Keith Gray was born and brought up in Grimsby, England. Labeled a “reluctant reader” at school, Gray discovered a love of reading and writing after he read Robert Westall’s The Machine Gunners. His first novel Creepers was shortlisted for the 1997 Guardian Children’s Fiction Prize. He has gone on to write several award-winning books for children and young adults, including The Runner, which won the Nestle Smarties Book Prize (Silver Award) and Malarkey, shortlisted for the 2003 Booktrust Teenage Prize. Other recent books include Warehouse, set in the docklands of a small northern town, which was shortlisted for the Guardian Fiction Prize and Scottish Arts Council Book of the Year Award and won the 2003 Angus Book Award; The Fearful, shortlisted for the 2005 Catalyst Book Award and Ostrich Boys (2008), shortlisted for the Costa Children’s Book Award, the 2009 Carnegie Medal, and the Booktrust Teenage Prize. As the first ever Virtual Writer in Residence for Scottish Book Trust, he commissioned and edited short stories by his favorite writers and produced online creative writing videos to encourage young writers everywhere. He lives in Edinburgh and claims he is still writing books for the reluctant boy reader he once was.
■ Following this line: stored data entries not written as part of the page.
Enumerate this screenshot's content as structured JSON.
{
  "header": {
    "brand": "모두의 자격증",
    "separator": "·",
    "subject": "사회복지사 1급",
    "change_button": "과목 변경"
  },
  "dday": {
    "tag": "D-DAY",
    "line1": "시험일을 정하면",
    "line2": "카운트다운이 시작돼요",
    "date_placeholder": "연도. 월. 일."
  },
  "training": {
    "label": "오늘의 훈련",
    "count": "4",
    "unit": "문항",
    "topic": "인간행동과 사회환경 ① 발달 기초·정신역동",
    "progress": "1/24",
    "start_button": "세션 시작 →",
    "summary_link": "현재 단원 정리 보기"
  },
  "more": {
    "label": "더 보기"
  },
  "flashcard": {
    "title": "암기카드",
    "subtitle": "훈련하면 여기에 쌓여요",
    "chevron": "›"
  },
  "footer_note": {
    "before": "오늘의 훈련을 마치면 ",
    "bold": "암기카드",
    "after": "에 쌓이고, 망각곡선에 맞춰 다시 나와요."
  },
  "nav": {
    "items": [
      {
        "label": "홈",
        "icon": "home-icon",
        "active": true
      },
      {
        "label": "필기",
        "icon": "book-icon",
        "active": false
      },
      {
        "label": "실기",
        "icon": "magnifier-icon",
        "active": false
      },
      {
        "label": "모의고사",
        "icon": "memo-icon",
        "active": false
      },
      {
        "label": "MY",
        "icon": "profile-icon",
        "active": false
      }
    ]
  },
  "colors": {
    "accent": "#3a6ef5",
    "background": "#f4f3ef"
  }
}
Zhang Yueran is regarded as one of China’s most influential young writers. She has published two short story collections: Sunflower Missing In 1890 (2003) and Ten Tales of Love (2004), and three novels: Distant Cherry (2004), Narcissus (2005) and The Promise Bird (2006), which was named the best saga novel on the 2006 Chinese Novel Ranking List. Each of her books has sold more than 300,000 copies. She has been the chief editor of the prestigious literary magazine Newriting since 2008. She has received many awards, such as the Chinese Press Most Promising New Talent Award (2005), “MAO-TAI Cup” People’s Literature Prize (2008), and the Spring Literature Prize (2006). She is currently studying for her doctoral degree in Ancient Chinese Literature.